Отчасти это его успокоило. Возможно, он и вправду нуждался в перемене обстановки, да и природное любопытство побуждало его ответить согласием.
Но теперь, по завершении первого этапа разговора, предстоял еще более деликатный вопрос.
— Есть личное дело, которое я хотела бы…
— Нет, к Антонию я не пойду. Ты прекрасно знаешь, что я терпеть не могу этого человека.
Столь прямое, без обиняков, заявление застало меня врасплох. В защиту Антония мне было сказать нечего. В конце концов, временами я сама испытывала к нему нечто вроде ненависти.
— Нет-нет, — заверила я, — о вашей встрече речи не идет. Просто возьми с собой кого-нибудь из моих астрологов. Того, кого Антоний никогда не видел. А уж астролог сам изыщет способ затесаться в его свиту.
— Значит, я должен сопровождать твоего шпиона в Рим? — простонал Олимпий. — Ты посылаешь меня туда, чтобы обзавестись глазами и ушами в доме Антония?
— Не нужны мне ни глаза, ни уши, — возразила я. — Мой человек должен убедить Антония покинуть Рим.

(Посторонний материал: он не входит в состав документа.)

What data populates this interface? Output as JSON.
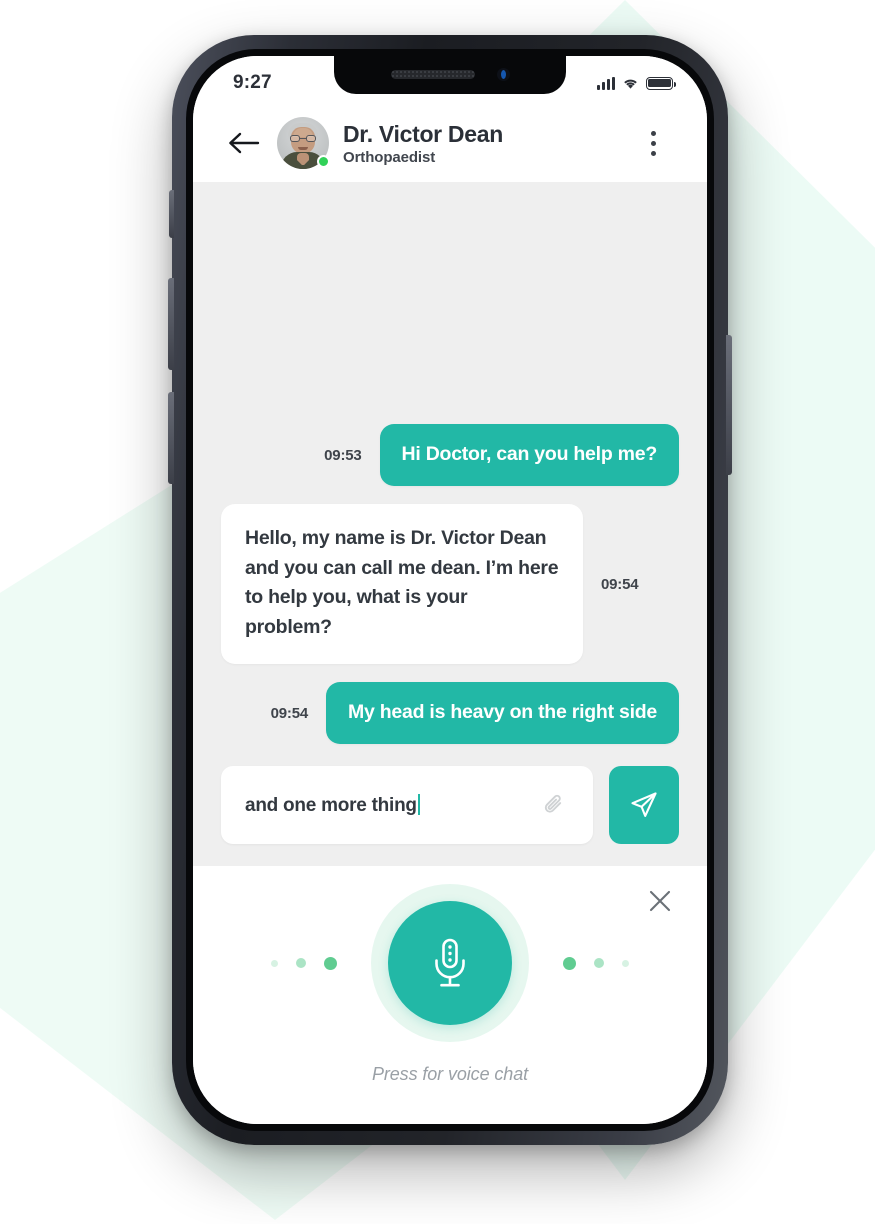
{
  "status_bar": {
    "clock": "9:27",
    "signal_icon": "cellular-signal-icon",
    "wifi_icon": "wifi-icon",
    "battery_icon": "battery-full-icon"
  },
  "header": {
    "back_icon": "arrow-left-icon",
    "avatar_alt": "doctor-avatar",
    "online_status": "online",
    "doctor_name": "Dr. Victor Dean",
    "doctor_role": "Orthopaedist",
    "menu_icon": "more-vertical-icon"
  },
  "chat": {
    "messages": [
      {
        "text": "Hi Doctor, can you help me?",
        "time": "09:53",
        "side": "out"
      },
      {
        "text": "Hello, my name is Dr. Victor Dean and you can call me dean. I’m here to help you, what is your problem?",
        "time": "09:54",
        "side": "in"
      },
      {
        "text": "My head is heavy on the right side",
        "time": "09:54",
        "side": "out"
      }
    ]
  },
  "composer": {
    "input_value": "and one more thing",
    "input_placeholder": "Type a message",
    "attach_icon": "paperclip-icon",
    "send_icon": "send-plane-icon"
  },
  "voice_panel": {
    "close_icon": "close-x-icon",
    "mic_icon": "microphone-icon",
    "hint": "Press for voice chat",
    "left_dots": 3,
    "right_dots": 3
  },
  "colors": {
    "accent": "#22B8A6",
    "chat_background": "#EFEFEF",
    "bubble_in": "#FFFFFF",
    "text_dark": "#333940",
    "online_green": "#31D158",
    "dot_green": "#57C98B",
    "halo_mint": "#E6F7EF",
    "hex_mint_right": "#E9FAF3",
    "hex_mint_left": "#ECFBF4"
  }
}
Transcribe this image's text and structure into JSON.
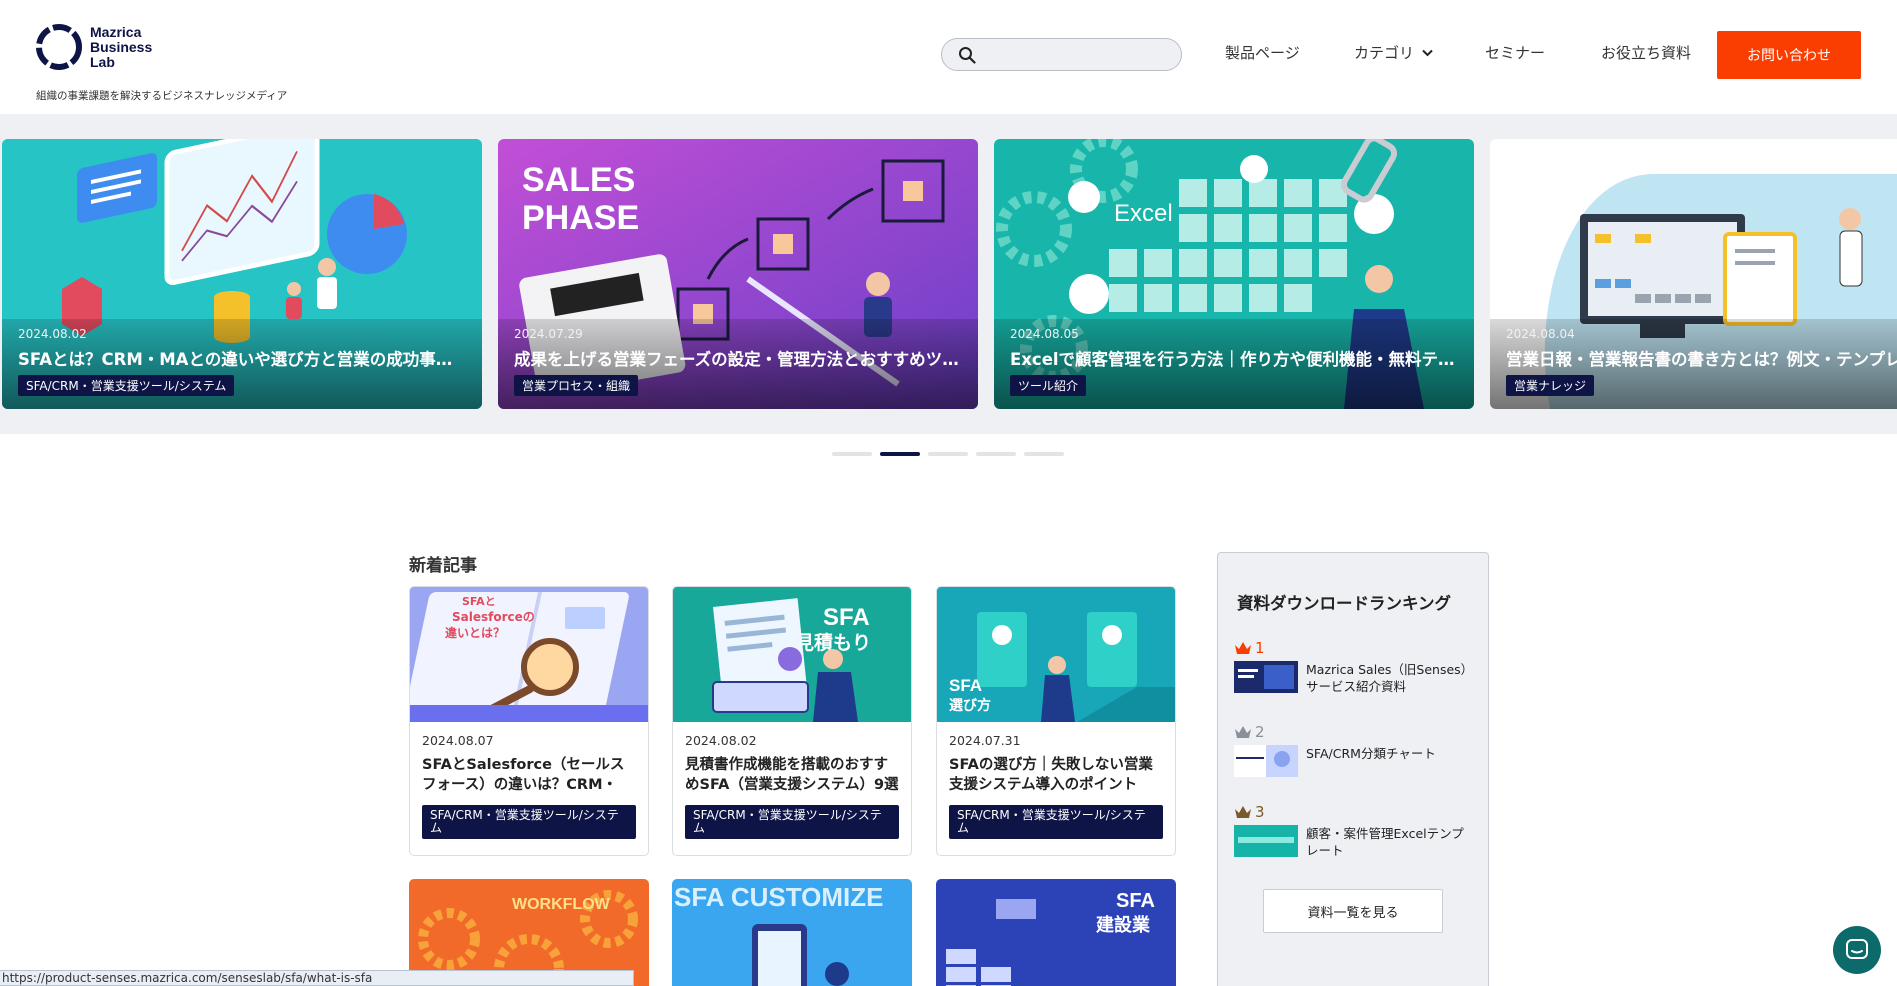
{
  "brand": {
    "name_line1": "Mazrica",
    "name_line2": "Business",
    "name_line3": "Lab",
    "tagline": "組織の事業課題を解決するビジネスナレッジメディア",
    "navy": "#0e1446",
    "accent": "#fa3d00"
  },
  "header": {
    "search_placeholder": "",
    "search_icon": "search-icon",
    "nav": {
      "products": "製品ページ",
      "category": "カテゴリ",
      "seminar": "セミナー",
      "docs": "お役立ち資料"
    },
    "contact_label": "お問い合わせ"
  },
  "carousel": {
    "slides": [
      {
        "date": "2024.08.02",
        "title": "SFAとは？CRM・MAとの違いや選び方と営業の成功事例をご紹介",
        "tag": "SFA/CRM・営業支援ツール/システム",
        "color": "#22c0c3"
      },
      {
        "date": "2024.07.29",
        "title": "成果を上げる営業フェーズの設定・管理方法とおすすめツール",
        "tag": "営業プロセス・組織",
        "color": "#b04fd3",
        "art_text_1": "SALES",
        "art_text_2": "PHASE"
      },
      {
        "date": "2024.08.05",
        "title": "Excelで顧客管理を行う方法｜作り方や便利機能・無料テンプレート",
        "tag": "ツール紹介",
        "color": "#16b3a8",
        "art_text_1": "Excel"
      },
      {
        "date": "2024.08.04",
        "title": "営業日報・営業報告書の書き方とは？例文・テンプレート",
        "tag": "営業ナレッジ",
        "color": "#b8e2f2"
      }
    ],
    "active_index": 1,
    "dot_count": 5
  },
  "main": {
    "section_title": "新着記事",
    "cards": [
      {
        "date": "2024.08.07",
        "title": "SFAとSalesforce（セールスフォース）の違いは？CRM・MAとの比較",
        "tag": "SFA/CRM・営業支援ツール/システム",
        "art_text_1": "SFAと",
        "art_text_2": "Salesforceの",
        "art_text_3": "違いとは？"
      },
      {
        "date": "2024.08.02",
        "title": "見積書作成機能を搭載のおすすめSFA（営業支援システム）9選",
        "tag": "SFA/CRM・営業支援ツール/システム",
        "art_text_1": "SFA",
        "art_text_2": "見積もり"
      },
      {
        "date": "2024.07.31",
        "title": "SFAの選び方｜失敗しない営業支援システム導入のポイント",
        "tag": "SFA/CRM・営業支援ツール/システム",
        "art_text_1": "SFA",
        "art_text_2": "選び方"
      }
    ],
    "cards_row2": [
      {
        "art_text_1": "WORKFLOW"
      },
      {
        "art_text_1": "SFA CUSTOMIZE"
      },
      {
        "art_text_1": "SFA",
        "art_text_2": "建設業"
      }
    ]
  },
  "sidebar": {
    "title": "資料ダウンロードランキング",
    "ranks": [
      {
        "num": "1",
        "label": "Mazrica Sales（旧Senses）サービス紹介資料",
        "crown_color": "#fa3d00"
      },
      {
        "num": "2",
        "label": "SFA/CRM分類チャート",
        "crown_color": "#8a8f99"
      },
      {
        "num": "3",
        "label": "顧客・案件管理Excelテンプレート",
        "crown_color": "#7a5a2a"
      }
    ],
    "list_button": "資料一覧を見る"
  },
  "status_url": "https://product-senses.mazrica.com/senseslab/sfa/what-is-sfa"
}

— Зачем? С какой стати ему покидать Рим? Чтобы вернуться сюда?
— Нет. Я не ожидаю, что он вернется. И не хочу, — добавила я, подумав, что муж Октавии и послушный слуга Октавиана мне здесь не нужен.
— Мне трудно поверить.
— Тем не менее такова правда. Но Антоний должен выйти из тени Октавиана. Рядом с этим человеком он теряет способность мыслить, как будто Октавиан насылает на него наваждение.
— Я тебе давно говорил, что он легко попадает под влияние той сильной личности, что в данный момент находится рядом. Именно по этой причине на него нельзя полагаться. Я предупреждал тебя.

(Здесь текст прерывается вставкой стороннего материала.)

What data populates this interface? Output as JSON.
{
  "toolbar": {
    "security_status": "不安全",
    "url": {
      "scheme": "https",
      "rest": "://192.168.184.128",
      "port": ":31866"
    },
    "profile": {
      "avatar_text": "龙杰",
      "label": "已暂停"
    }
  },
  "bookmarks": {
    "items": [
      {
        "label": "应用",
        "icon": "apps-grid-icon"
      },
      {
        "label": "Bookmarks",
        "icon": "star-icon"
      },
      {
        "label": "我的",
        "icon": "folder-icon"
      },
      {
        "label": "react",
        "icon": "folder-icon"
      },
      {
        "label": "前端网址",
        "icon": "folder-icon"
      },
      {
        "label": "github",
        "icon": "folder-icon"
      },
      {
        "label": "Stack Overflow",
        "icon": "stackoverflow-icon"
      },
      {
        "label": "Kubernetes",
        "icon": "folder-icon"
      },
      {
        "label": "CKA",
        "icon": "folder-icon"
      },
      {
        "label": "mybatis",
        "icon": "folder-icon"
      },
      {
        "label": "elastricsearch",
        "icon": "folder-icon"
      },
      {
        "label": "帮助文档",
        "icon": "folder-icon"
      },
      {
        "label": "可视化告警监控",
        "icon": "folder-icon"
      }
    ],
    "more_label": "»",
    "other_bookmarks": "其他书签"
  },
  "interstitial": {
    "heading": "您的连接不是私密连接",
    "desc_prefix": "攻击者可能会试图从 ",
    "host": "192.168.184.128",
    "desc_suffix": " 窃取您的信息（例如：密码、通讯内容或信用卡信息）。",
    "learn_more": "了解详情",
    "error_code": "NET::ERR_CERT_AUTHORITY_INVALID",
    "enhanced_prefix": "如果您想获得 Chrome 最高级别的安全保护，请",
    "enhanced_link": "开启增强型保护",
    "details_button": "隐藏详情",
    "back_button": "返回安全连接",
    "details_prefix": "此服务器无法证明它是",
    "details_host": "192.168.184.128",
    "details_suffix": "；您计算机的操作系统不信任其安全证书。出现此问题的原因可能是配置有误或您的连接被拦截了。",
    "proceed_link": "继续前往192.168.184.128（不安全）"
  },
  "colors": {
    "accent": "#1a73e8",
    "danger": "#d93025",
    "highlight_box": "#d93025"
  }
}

— Ты был прав. Потому и надо отделить его от Октавиана.
— И снова спрашиваю — зачем?
— Я хочу, чтобы он избавился от чужого влияния.
— Ты не ответила на мой вопрос, — безжалостно гнул свое Олимпий. — Зачем тебе нужно, чтобы он избавился от чужого влияния?

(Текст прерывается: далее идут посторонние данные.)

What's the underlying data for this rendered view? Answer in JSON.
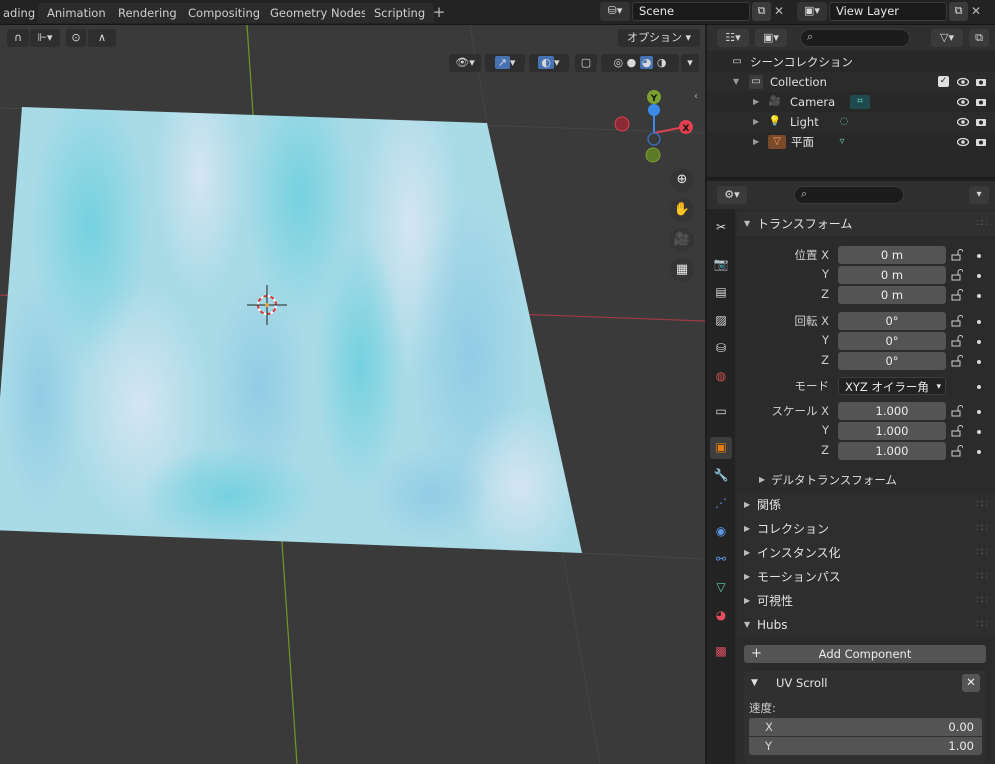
{
  "workspace_tabs": [
    "ading",
    "Animation",
    "Rendering",
    "Compositing",
    "Geometry Nodes",
    "Scripting"
  ],
  "scene": {
    "name": "Scene",
    "view_layer": "View Layer"
  },
  "viewport": {
    "options_label": "オプション",
    "gizmo_axes": {
      "x": "X",
      "y": "Y"
    }
  },
  "outliner": {
    "scene_collection": "シーンコレクション",
    "items": [
      {
        "label": "Collection"
      },
      {
        "label": "Camera"
      },
      {
        "label": "Light"
      },
      {
        "label": "平面"
      }
    ]
  },
  "properties": {
    "transform": {
      "title": "トランスフォーム",
      "location_label": "位置 X",
      "rotation_label": "回転 X",
      "scale_label": "スケール X",
      "y_label": "Y",
      "z_label": "Z",
      "location": [
        "0 m",
        "0 m",
        "0 m"
      ],
      "rotation": [
        "0°",
        "0°",
        "0°"
      ],
      "mode_label": "モード",
      "mode_value": "XYZ オイラー角",
      "scale": [
        "1.000",
        "1.000",
        "1.000"
      ],
      "delta_transform": "デルタトランスフォーム"
    },
    "panels": [
      "関係",
      "コレクション",
      "インスタンス化",
      "モーションパス",
      "可視性",
      "Hubs"
    ],
    "hubs": {
      "add_component": "Add Component",
      "component_title": "UV Scroll",
      "speed_label": "速度:",
      "speed_x_label": "X",
      "speed_y_label": "Y",
      "speed_x": "0.00",
      "speed_y": "1.00"
    }
  },
  "colors": {
    "plane_base": "#a7dbe6",
    "x_axis": "#e04050",
    "y_axis": "#7aa030",
    "z_axis": "#3a8ae8",
    "active_tab": "#e87d0d"
  }
}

Похоже, мой лекарь твердо вознамерился вырвать у меня признание в любви к Антонию. Но у меня имелись и другие доводы.
— Затем, что задача Антония — избавить Восток от парфянской угрозы. Пока он торчит без толку в Риме, время уходит. Если оно будет упущено окончательно, нам всем придется несладко.
Олимпий хмыкнул.
— И я полагаю, ты хочешь, чтобы я писал тебе длинные обстоятельные отчеты о Риме и тамошних сплетнях, — проговорил он.
— Да, конечно, — ответила я. — Со времени моего отъезда прошло пять лет. Многое изменилось. Мне любопытно. Удружи мне, пожалуйста. Разумеется, я оплачу и путешествие, и проживание, причем так, чтобы ты ни в чем не знал нужды.
Я знала, что это приманка, перед которой он не устоит. Олимпий относился к разряду бережливых людей, имеющих тайную склонность к расточительству. Если роскошно жить за чужой счет, можно потрафить обеим склонностям.